Miguel Paim: «Todos em torno da equipa»

Rosto do movimento Dar Rumo ao Sporting apela à paz e estabilidade

• Foto: Luís Manuel Neves

Miguel Paim, um dos rostos do movimento Dar Rumo ao Sporting, que conduziu à destituição de Godinho Lopes e subsequente eleição de Bruno de Carvalho, mostra-se desiludido com o rumo que o clube tomou nos últimos três anos. Apesar disso, considera não ser este o momento ideal para o aparecimento de candidaturas à presidência do clube.

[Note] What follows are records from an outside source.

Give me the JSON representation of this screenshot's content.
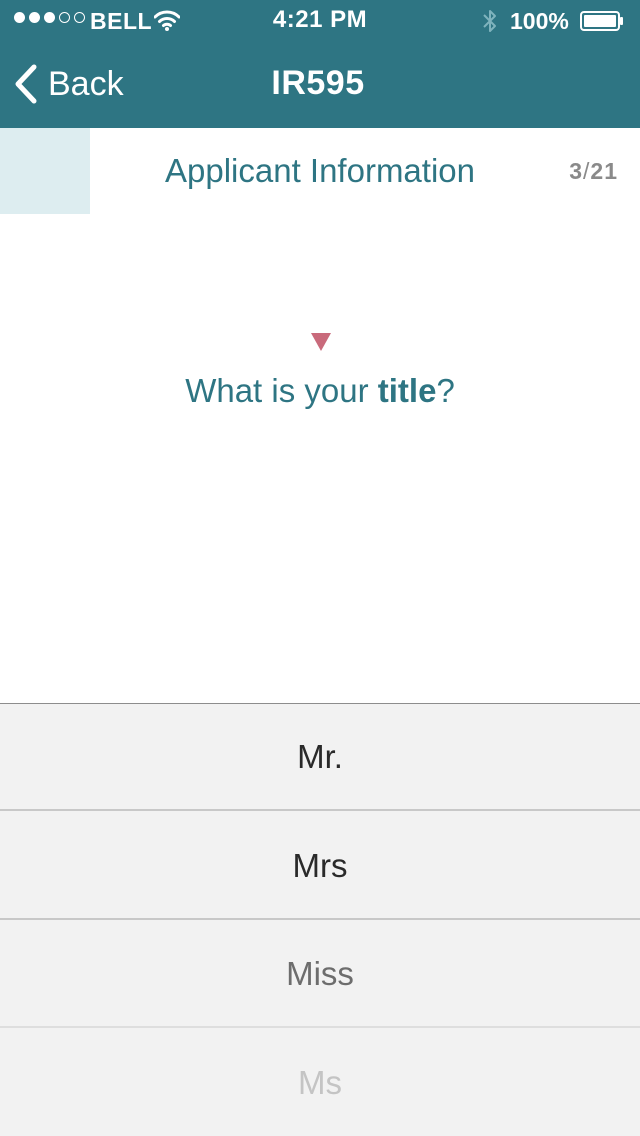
{
  "status_bar": {
    "signal_dots": [
      "on",
      "on",
      "on",
      "off",
      "off"
    ],
    "carrier": "BELL",
    "time": "4:21 PM",
    "battery_percent": "100%",
    "icons": [
      "wifi-icon",
      "bluetooth-icon",
      "battery-icon"
    ]
  },
  "nav": {
    "back_label": "Back",
    "title": "IR595"
  },
  "section": {
    "title": "Applicant Information",
    "step_current": "3",
    "step_separator": "/",
    "step_total": "21",
    "progress_fraction": 0.1429
  },
  "question": {
    "prefix": "What is your ",
    "emphasis": "title",
    "suffix": "?"
  },
  "picker": {
    "options": [
      "Mr.",
      "Mrs",
      "Miss",
      "Ms"
    ]
  },
  "colors": {
    "primary": "#2e7583",
    "progress_fill": "#ddedf0",
    "marker": "#c96a7b",
    "picker_bg": "#f2f2f2",
    "muted_text": "#8a8a8a"
  }
}
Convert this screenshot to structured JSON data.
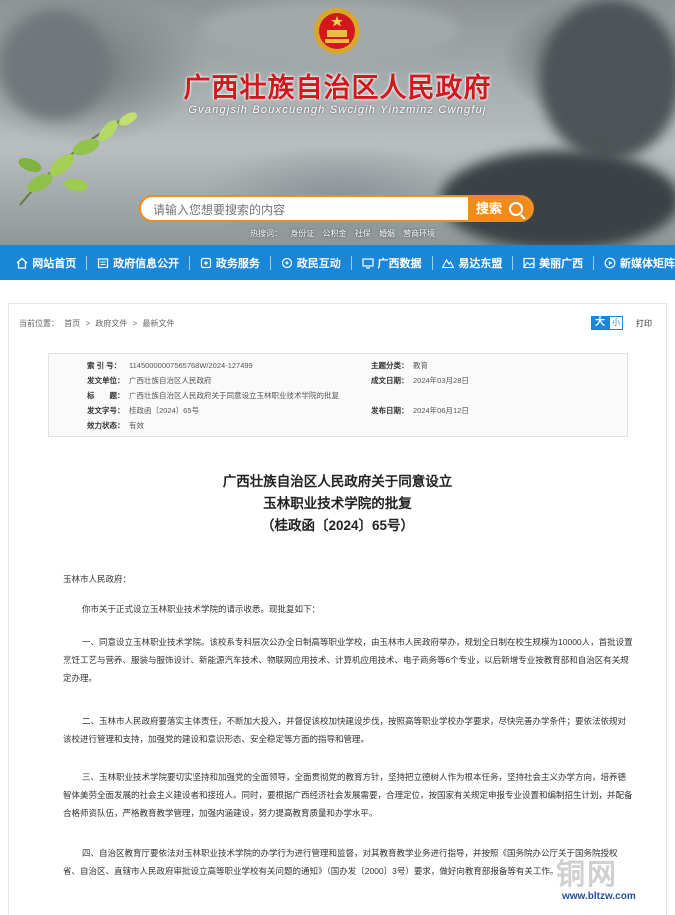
{
  "header": {
    "title": "广西壮族自治区人民政府",
    "subtitle": "Gvangjsih Bouxcuengh Swcigih Yinzminz Cwngfuj",
    "search_placeholder": "请输入您想要搜索的内容",
    "search_button": "搜索",
    "hot_label": "热搜词：",
    "hot_words": [
      "身份证",
      "公积金",
      "社保",
      "婚姻",
      "营商环境"
    ]
  },
  "nav": [
    {
      "label": "网站首页",
      "icon": "home-icon"
    },
    {
      "label": "政府信息公开",
      "icon": "document-icon"
    },
    {
      "label": "政务服务",
      "icon": "service-icon"
    },
    {
      "label": "政民互动",
      "icon": "chat-icon"
    },
    {
      "label": "广西数据",
      "icon": "data-icon"
    },
    {
      "label": "易达东盟",
      "icon": "mountain-icon"
    },
    {
      "label": "美丽广西",
      "icon": "scenery-icon"
    },
    {
      "label": "新媒体矩阵",
      "icon": "media-icon"
    }
  ],
  "breadcrumb": {
    "label": "当前位置：",
    "items": [
      "首页",
      ">",
      "政府文件",
      ">",
      "最新文件"
    ]
  },
  "tools": {
    "big": "大",
    "small": "小",
    "print": "打印"
  },
  "meta": {
    "index_label": "索 引 号：",
    "index_value": "11450000007565768W/2024-127499",
    "topic_label": "主题分类：",
    "topic_value": "教育",
    "issuer_label": "发文单位：",
    "issuer_value": "广西壮族自治区人民政府",
    "date_label": "成文日期：",
    "date_value": "2024年03月28日",
    "title_label": "标　　题：",
    "title_value": "广西壮族自治区人民政府关于同意设立玉林职业技术学院的批复",
    "docno_label": "发文字号：",
    "docno_value": "桂政函〔2024〕65号",
    "pubdate_label": "发布日期：",
    "pubdate_value": "2024年06月12日",
    "valid_label": "效力状态：",
    "valid_value": "有效"
  },
  "document": {
    "title_line1": "广西壮族自治区人民政府关于同意设立",
    "title_line2": "玉林职业技术学院的批复",
    "title_line3": "（桂政函〔2024〕65号）",
    "addressee": "玉林市人民政府：",
    "p1": "你市关于正式设立玉林职业技术学院的请示收悉。现批复如下：",
    "p2": "一、同意设立玉林职业技术学院。该校系专科层次公办全日制高等职业学校，由玉林市人民政府举办，规划全日制在校生规模为10000人，首批设置烹饪工艺与营养、服装与服饰设计、新能源汽车技术、物联网应用技术、计算机应用技术、电子商务等6个专业，以后新增专业按教育部和自治区有关规定办理。",
    "p3": "二、玉林市人民政府要落实主体责任，不断加大投入，并督促该校加快建设步伐，按照高等职业学校办学要求，尽快完善办学条件；要依法依规对该校进行管理和支持，加强党的建设和意识形态、安全稳定等方面的指导和管理。",
    "p4": "三、玉林职业技术学院要切实坚持和加强党的全面领导，全面贯彻党的教育方针，坚持把立德树人作为根本任务，坚持社会主义办学方向，培养德智体美劳全面发展的社会主义建设者和接班人。同时，要根据广西经济社会发展需要，合理定位，按国家有关规定申报专业设置和编制招生计划，并配备合格师资队伍，严格教育教学管理，加强内涵建设，努力提高教育质量和办学水平。",
    "p5": "四、自治区教育厅要依法对玉林职业技术学院的办学行为进行管理和监督，对其教育教学业务进行指导，并按照《国务院办公厅关于国务院授权省、自治区、直辖市人民政府审批设立高等职业学校有关问题的通知》（国办发〔2000〕3号）要求，做好向教育部报备等有关工作。"
  },
  "watermark": {
    "text": "铜网",
    "url": "www.bltzw.com"
  }
}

"Parecia-me mais normal que toda a gente estivesse concentrada em torno da equipa de futebol. Eu acho que o Sporting vai ser campeão e que todos nós devíamos concentrar-nos nisso, em vez de andarmos para aqui com 'fait-divers'", argumenta o associado leonino, não se mostrando surpreendido com o anúncio da recandidatura de Bruno de Carvalho: "Vejo a recandidatura como um reflexo das movimentações que por aí andam. Foi uma necessidade de marcar já uma posição face a eventuais alternativas que possam surgir."

«Bruno não consegue unir»
Afastado, por motivos profissionais e pessoais do dia-a-dia do clube, Miguel Paim foi um dos associados presentes no jantar que na passada semana juntou diversos antigos apoiantes do atual presidente, que dele divergiram pelos mais diversos motivos. Um encontro em que as pessoas falaram do Sporting, de futebol e também das suas vidas pessoais. Paim não percebe, por isso, o alarido criado em torno do evento.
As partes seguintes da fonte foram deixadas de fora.